From our experience the nominal $3-4 million equity raise sets in motion a phenomena that creates an excellent short-term buying opportunity for investors that see the merit of establishing a long position here, as the most interested participants to the equity raise are existing shareholders that want to exchange their current shares of MTO.V with new shares from the equity raise which come with free half-warrants. So by selling their shares now, before the private placement, they can load up on the same shares that come with warrants for free and there is no extra capital outlay for them in doing so -- this creates a temporary depression in the price, a short-term buying opportunity for investors savvy enough to identify the opportunity. In our opinion any shares under CDN$0.07 are an outright steal considering you are getting an operationally-sound gold producer with sizeable infrastructure and significant gold assets. The value of the tax credits (from ~$40 million of carry-loss-forward on the books) is near $15M alone, this alone is close to the current market cap of MTO.V now – in short Metanor is a serious buy here and will likely not remain at a low price per share long. Important to note is that Metanor has stated it is considering a second mining front and Metanor is NOT restricted by its Gold-Participation-Agreement from processing gold sourced from outside Bachelor; the Metanor that will exist in 2.5 years from now could very well be a much healthier/more profitable/mixed-ore-sourced beast than it is now. Also important to note is that post March 31-2015, Metanor will no longer be spending over $500K a month in interest and capital to Investissement Québec as it is expected to be fully repaid by March 31.

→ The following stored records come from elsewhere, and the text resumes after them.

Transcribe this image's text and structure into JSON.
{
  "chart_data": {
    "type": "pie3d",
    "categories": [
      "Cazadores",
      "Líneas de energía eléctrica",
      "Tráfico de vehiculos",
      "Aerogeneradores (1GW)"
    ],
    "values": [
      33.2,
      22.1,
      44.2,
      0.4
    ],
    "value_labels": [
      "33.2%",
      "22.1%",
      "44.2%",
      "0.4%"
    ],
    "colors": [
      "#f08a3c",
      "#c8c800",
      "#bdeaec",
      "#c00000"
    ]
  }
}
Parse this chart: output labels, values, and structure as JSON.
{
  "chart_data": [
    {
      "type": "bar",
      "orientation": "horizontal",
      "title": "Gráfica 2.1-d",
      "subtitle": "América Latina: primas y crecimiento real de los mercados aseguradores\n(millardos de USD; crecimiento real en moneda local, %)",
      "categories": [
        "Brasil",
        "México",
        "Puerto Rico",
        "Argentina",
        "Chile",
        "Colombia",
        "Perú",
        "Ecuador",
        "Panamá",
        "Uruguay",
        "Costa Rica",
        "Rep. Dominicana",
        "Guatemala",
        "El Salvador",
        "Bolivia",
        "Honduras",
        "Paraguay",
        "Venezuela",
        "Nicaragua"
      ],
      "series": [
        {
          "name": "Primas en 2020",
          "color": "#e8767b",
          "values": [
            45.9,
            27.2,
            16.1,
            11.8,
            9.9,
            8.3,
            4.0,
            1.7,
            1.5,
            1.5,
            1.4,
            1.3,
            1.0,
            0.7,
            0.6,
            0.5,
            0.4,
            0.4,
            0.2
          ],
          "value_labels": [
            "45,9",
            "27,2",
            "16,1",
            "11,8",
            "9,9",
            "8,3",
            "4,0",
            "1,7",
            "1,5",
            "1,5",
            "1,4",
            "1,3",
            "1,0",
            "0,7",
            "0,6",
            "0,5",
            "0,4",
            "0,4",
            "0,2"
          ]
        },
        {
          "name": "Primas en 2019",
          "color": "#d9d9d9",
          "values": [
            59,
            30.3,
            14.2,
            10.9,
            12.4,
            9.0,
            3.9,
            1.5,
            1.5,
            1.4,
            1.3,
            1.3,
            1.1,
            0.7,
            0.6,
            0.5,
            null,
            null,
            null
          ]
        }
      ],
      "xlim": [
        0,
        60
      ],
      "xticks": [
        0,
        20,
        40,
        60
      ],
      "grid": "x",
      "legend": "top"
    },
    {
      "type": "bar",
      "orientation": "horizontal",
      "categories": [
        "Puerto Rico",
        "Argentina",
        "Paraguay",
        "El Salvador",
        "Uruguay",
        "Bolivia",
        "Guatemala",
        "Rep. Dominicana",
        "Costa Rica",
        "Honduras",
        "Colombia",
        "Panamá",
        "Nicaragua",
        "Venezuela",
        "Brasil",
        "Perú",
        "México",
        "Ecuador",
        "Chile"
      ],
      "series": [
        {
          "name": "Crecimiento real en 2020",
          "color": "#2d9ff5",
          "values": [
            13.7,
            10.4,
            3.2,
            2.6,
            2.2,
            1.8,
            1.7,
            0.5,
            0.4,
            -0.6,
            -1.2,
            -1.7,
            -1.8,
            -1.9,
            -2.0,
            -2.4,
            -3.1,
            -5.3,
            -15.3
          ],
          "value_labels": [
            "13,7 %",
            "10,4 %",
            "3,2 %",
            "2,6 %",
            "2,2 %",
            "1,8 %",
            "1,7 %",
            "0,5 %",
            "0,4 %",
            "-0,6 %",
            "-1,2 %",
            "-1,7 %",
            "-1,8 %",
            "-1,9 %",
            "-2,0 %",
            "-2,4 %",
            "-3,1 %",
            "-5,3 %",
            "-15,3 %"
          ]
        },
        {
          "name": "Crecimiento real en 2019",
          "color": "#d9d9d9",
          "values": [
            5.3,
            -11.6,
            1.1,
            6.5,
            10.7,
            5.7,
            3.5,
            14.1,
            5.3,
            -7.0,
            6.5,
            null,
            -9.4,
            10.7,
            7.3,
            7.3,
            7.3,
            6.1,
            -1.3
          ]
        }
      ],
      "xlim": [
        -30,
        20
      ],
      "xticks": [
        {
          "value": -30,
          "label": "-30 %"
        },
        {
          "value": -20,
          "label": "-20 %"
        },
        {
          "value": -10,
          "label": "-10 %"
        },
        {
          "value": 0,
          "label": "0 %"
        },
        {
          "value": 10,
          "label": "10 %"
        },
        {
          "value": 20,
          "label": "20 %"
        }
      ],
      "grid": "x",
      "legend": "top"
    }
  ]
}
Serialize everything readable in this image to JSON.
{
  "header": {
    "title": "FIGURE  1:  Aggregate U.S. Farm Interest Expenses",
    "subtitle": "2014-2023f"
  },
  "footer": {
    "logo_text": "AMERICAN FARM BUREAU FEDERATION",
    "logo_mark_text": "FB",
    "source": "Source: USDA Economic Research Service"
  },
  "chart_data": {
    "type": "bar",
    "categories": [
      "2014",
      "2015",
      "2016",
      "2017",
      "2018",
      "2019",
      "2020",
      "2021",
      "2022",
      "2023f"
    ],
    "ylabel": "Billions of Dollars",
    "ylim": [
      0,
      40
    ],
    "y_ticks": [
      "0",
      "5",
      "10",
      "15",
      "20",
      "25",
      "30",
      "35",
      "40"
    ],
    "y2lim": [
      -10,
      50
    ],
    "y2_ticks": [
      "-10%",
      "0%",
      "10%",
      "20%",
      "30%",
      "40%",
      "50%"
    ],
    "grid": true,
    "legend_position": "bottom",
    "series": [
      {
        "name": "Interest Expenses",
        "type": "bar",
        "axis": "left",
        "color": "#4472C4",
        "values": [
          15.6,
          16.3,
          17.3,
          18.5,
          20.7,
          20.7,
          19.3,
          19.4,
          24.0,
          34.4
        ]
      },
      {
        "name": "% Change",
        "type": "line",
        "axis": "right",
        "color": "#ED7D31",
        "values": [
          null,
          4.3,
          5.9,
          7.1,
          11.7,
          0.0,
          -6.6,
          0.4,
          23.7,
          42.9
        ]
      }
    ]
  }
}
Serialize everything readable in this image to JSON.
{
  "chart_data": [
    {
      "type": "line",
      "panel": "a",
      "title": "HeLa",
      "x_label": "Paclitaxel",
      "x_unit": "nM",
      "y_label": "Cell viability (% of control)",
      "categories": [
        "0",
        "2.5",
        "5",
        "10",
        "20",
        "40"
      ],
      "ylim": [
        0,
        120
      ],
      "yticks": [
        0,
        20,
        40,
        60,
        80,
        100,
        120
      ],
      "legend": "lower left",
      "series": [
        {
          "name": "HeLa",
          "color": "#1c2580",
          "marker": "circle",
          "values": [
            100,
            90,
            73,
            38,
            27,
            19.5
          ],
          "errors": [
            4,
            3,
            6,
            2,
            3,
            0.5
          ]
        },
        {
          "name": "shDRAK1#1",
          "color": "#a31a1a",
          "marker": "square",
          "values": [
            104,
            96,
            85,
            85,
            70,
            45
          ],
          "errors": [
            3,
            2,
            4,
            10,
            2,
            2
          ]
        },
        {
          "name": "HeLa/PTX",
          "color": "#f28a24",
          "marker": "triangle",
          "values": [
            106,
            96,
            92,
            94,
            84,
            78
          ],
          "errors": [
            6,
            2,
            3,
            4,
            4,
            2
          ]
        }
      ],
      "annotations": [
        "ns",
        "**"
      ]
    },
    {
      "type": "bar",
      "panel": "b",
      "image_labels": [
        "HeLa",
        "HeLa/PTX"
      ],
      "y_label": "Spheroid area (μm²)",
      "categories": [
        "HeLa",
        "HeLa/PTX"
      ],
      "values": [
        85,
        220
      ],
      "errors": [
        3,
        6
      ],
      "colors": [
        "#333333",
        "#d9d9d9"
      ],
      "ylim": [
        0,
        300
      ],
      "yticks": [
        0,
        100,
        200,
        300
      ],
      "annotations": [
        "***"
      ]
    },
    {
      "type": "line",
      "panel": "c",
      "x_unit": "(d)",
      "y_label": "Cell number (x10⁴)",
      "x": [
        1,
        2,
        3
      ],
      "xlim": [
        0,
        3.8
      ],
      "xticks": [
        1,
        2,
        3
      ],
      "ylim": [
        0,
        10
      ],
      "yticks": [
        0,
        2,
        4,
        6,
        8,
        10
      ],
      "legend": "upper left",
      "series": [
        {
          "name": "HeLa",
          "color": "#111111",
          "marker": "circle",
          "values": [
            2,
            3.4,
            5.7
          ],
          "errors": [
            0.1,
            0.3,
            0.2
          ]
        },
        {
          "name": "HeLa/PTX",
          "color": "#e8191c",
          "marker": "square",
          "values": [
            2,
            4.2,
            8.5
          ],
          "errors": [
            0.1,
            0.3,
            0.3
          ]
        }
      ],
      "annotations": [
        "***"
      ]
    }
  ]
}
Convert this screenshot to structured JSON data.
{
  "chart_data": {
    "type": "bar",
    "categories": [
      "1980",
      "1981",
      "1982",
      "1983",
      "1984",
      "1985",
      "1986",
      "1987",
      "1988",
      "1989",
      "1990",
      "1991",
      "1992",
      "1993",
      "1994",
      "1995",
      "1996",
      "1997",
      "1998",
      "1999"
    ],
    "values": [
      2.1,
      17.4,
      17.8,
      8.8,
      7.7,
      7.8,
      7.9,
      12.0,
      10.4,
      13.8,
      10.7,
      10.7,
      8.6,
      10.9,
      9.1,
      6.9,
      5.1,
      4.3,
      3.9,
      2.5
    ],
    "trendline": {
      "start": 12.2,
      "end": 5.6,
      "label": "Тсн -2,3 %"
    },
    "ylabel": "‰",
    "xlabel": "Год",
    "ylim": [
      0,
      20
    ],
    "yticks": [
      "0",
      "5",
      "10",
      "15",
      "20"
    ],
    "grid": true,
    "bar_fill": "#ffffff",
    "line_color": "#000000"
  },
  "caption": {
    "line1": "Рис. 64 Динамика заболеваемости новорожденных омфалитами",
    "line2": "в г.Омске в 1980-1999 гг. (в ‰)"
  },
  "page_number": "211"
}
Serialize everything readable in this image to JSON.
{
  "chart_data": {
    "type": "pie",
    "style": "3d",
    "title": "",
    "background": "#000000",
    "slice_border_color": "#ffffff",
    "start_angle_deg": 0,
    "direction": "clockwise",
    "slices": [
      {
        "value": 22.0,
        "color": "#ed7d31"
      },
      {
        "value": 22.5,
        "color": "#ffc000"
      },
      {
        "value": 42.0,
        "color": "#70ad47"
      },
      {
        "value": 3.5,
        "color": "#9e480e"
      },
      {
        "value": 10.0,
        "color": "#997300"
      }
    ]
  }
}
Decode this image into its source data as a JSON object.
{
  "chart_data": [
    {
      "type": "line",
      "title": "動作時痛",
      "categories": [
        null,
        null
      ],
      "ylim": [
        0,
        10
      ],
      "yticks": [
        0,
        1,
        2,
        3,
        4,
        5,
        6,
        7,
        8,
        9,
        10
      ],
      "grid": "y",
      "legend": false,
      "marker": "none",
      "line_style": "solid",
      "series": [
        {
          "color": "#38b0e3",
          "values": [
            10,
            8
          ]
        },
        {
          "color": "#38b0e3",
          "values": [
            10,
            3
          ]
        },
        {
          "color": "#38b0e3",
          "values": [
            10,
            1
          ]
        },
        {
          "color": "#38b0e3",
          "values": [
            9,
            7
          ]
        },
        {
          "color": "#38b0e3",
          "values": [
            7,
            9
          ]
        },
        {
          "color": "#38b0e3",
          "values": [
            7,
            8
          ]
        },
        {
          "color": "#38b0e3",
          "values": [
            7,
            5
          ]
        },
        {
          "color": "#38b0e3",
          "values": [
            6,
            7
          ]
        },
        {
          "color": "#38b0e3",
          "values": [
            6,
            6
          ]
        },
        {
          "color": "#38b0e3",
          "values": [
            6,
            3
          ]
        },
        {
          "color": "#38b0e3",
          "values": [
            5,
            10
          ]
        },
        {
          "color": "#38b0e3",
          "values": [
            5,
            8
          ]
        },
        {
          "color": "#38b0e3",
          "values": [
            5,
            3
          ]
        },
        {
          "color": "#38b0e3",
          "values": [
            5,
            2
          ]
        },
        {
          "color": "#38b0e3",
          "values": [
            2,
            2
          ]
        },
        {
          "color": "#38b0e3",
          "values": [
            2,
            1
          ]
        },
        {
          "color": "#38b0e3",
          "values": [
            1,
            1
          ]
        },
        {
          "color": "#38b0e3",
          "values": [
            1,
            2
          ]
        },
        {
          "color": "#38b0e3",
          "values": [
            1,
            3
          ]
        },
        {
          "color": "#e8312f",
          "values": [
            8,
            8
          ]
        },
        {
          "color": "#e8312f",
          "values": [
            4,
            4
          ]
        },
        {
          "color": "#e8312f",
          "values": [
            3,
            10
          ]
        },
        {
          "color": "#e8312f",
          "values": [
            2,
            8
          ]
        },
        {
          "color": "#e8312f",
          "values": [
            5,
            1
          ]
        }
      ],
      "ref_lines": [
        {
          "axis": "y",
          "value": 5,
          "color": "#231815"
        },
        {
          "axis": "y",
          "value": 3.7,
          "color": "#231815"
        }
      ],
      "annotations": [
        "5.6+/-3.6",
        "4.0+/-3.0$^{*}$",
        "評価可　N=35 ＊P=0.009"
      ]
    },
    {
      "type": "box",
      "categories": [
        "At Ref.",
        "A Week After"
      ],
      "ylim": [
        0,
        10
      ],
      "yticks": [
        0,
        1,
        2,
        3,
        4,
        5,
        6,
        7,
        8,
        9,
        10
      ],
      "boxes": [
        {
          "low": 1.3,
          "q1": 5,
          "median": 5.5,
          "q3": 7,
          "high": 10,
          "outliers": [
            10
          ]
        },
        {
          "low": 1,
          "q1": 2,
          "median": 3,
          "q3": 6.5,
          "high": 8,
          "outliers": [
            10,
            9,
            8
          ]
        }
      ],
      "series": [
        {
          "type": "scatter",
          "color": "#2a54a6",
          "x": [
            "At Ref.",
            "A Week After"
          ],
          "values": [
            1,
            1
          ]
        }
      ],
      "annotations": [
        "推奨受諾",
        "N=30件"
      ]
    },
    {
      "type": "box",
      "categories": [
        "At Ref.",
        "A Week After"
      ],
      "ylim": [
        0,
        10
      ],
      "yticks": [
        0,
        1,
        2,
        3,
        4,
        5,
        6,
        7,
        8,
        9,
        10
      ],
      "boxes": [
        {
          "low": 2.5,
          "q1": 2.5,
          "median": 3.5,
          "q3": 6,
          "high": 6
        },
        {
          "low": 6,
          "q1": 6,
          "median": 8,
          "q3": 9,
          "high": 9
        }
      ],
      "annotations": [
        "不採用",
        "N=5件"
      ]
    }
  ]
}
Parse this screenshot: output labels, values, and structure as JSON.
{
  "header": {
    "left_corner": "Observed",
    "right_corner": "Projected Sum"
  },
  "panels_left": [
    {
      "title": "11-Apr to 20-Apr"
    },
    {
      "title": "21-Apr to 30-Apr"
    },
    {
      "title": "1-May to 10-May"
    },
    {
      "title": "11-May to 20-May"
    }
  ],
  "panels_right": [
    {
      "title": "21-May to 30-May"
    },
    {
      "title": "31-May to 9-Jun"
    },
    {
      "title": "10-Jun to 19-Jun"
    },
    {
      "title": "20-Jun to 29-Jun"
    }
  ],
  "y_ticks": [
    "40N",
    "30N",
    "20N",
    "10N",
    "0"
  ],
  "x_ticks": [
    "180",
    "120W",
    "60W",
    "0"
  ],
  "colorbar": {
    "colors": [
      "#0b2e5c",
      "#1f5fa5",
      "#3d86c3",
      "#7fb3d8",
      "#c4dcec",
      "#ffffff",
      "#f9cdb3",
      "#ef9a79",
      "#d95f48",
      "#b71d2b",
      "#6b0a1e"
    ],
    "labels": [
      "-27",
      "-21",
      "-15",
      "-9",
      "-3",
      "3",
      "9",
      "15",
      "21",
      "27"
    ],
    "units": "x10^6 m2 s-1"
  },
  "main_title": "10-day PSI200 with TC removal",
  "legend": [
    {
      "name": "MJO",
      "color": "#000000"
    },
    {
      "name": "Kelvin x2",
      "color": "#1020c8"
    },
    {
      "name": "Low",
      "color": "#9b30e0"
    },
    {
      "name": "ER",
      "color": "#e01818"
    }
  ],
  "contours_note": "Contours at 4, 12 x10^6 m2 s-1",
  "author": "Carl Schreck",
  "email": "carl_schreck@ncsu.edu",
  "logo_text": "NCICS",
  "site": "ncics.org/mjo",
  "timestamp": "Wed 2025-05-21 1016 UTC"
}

Valuation commentary: Initial price target is 1/2 of ‘Book Value’:
MTO.V is extremely undervalued compared to its book value of $0.1952/share, the current share price is near $0.05/share (with 296,557,733 shares outstanding the current market capitalization is ~$15 million). A logical initial share price target for MTO.V stock is $0.10/share (half its current book value), Metanor is currently trading at approximately 1/4 its current book value and this is after it wrote-down ~$10 million of assets in 2013. As gold retrenches, and strengthens, MTO.V harbors potential to leverage to a multiple of book value and a multiple of earnings. MTO.V is currently trading at a fraction (below 1/8) of its infrastructure (replacement) value alone, ignoring the ~1.6 million oz global gold resource in all categories (on all properties), and ignoring the large resource growth potential. MTO.V also offers a significant latent tax savings windfall value for a future acquirer with a loss-carry-forward on the books of ~$40 million, the impact could generate $12 million - $15 million in tax credits (that is near the current market cap of MTO.V, certainly an indication the share price is a serious buy here).